Fed cuts rates for first time since financial crisis
The Federal Reserve has cut its main interest rate by 25 basis points, the first reduction since the financial crisis, and signalled that it was prepared to ease monetary policy further if necessary.
In its policy statement, the US central bank suggested the monetary easing was justified by “uncertainties” stemming from weakness in the global economy and simmering trade tensions.
“In light of the implications of global developments for the economic outlook as well as muted inflation pressures, the committee decided to lower the target range for the federal funds rate to 2-2.25 per cent,” the Federal Open Market Committee said.
The one-notch cut in interest rates was widely expected by investors and economists, and was accompanied by a dovish decision to halt the reduction in the Fed’s balance sheet on August 1, two months earlier than planned.
But two members of the FOMC dissented — Esther George, the president of the Kansas City Fed, and Eric Rosengren of the Boston Fed, said they preferred to keep rates steady — and comments from chairman Jay Powell in his afternoon press conference upset markets that had been looking for a more clearly dovish tone.
Midway through his remarks, the S&P 500 of US stocks was down 1.1 per cent and the dollar spiked 0.5 per cent against its peers, after Mr Powell described the Wednesday cut only as “a mid-cycle adjustment to policy”.
The FOMC statement had hinted that more monetary easing could be forthcoming later in the year. “As the committee contemplates the future path of the target range for the federal funds rate, it will continue to monitor the implications of incoming information for the economic outlook and will act as appropriate to sustain the expansion,” it said.

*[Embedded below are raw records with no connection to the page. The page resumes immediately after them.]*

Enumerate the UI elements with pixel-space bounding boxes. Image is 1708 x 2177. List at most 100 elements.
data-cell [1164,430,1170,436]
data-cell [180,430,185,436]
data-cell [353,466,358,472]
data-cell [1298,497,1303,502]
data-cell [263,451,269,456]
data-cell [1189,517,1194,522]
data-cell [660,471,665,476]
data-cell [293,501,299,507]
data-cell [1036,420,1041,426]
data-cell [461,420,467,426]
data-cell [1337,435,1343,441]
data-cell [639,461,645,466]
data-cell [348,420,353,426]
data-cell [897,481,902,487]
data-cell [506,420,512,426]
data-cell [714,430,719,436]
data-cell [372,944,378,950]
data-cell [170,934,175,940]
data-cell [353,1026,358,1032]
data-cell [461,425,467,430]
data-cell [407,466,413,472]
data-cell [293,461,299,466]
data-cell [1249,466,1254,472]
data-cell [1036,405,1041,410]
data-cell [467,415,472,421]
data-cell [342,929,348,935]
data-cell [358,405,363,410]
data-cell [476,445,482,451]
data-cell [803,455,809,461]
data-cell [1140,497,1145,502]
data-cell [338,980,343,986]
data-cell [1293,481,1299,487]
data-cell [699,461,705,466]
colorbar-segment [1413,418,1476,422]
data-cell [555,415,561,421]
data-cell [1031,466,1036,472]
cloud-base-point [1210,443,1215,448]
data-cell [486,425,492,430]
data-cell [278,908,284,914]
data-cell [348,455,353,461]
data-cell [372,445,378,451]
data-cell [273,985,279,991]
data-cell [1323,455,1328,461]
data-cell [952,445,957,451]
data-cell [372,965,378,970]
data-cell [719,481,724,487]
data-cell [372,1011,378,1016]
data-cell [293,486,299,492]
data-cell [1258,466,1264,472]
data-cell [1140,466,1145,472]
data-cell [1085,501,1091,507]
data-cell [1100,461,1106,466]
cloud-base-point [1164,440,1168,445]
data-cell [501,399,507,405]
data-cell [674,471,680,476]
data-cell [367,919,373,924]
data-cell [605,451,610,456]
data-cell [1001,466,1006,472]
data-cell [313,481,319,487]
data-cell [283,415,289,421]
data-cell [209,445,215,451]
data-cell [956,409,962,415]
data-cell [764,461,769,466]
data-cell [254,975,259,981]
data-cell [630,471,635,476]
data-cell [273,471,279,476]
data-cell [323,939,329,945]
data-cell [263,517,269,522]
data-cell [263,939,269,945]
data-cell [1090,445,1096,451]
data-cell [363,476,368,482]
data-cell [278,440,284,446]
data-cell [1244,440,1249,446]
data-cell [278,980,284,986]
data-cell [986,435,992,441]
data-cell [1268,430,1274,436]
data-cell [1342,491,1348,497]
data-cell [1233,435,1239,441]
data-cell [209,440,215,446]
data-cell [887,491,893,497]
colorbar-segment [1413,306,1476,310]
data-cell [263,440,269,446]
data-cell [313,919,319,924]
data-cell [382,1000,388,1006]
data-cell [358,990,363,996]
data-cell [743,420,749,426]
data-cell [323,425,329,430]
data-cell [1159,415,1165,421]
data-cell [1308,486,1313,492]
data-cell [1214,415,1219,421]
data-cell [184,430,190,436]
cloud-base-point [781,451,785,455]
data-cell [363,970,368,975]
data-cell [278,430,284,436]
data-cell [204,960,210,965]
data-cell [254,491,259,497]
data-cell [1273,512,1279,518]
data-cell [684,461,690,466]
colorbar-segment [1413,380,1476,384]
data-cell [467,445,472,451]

Peter Boockvar, chief investment officer at Bleakley Advisory Group, called it a “play-it-by-ear statement”. He said: “It gave markets what they were expecting, but they are not pre-committing to what they are going to do from here.”
Since early June, Fed officials have been pointing to the likelihood of an impending interest rate reduction to buy the US economy some “insurance” against the menacing tide of global economic tremors.
Even though unemployment remains near record lows, and consumption has been remarkably resilient, they have worried about other incoming data including a second-quarter slowdown in US growth, weakness in investment, and persistently low inflation, which is running below the Fed’s 2 per cent target.
The 25 basis point cut in interest rates will disappoint US president Donald Trump, who vociferously pressed the Fed to slash rates more aggressively in the run-up to this week’s meeting, in his latest challenge to the US central bank’s independence.
The Fed’s first interest rate cut in a decade comes as other major central banks are also contemplating additional stimulus. Last week, Mario Draghi, the president of the European Central Bank, paved the way for an easing package, including possible rate cuts and asset purchases, to be launched before the end of his term this autumn to fight persistently low inflation.
The shrinking of the Fed’s balance sheet — which policymakers decided to end earlier than expected — had been pursued in a bid to bring the US central bank’s holdings closer to its pre-crisis level, after several rounds of bond purchases over the past decade.
The Fed also said on Wednesday that it would cut the interest rate it pays banks to keep their excess reserves at the US central bank, from 2.35 per cent to 2.10 per cent, another move designed to stimulate lending and pump money into the economy.
Mr Powell’s decision to press ahead with an interest rate represents a remarkable turnround compared to the tightening of policy he pursued last year, during his first months in office. By the very end of 2018, amid signs of a slowdown and a slump in markets, Mr Powell pressed the pause button on the monetary tightening. He eventually moved towards easing after US-China trade negotiations broke down in May and Mr Trump threatened Mexico with sweeping tariffs on its imports in an effort to crack down on immigration.
At this stage, Fed officials are not expecting a deeper slump in the US economy that would require a much more forceful easing cycle. “The labour market remains strong and . . . economic activity has been rising at a moderate pace,” the FOMC said.
The latest median projection from Fed officials for economic growth, published last month, called for 2.1 per cent growth in 2019, followed by 2 per cent in 2020, and 1.8 per cent in 2021. The IMF’s latest forecast, released this month, was rosier for the US this year, expecting 2.6 per cent growth, though it predicted that output would slow to 1.9 per cent in 2020.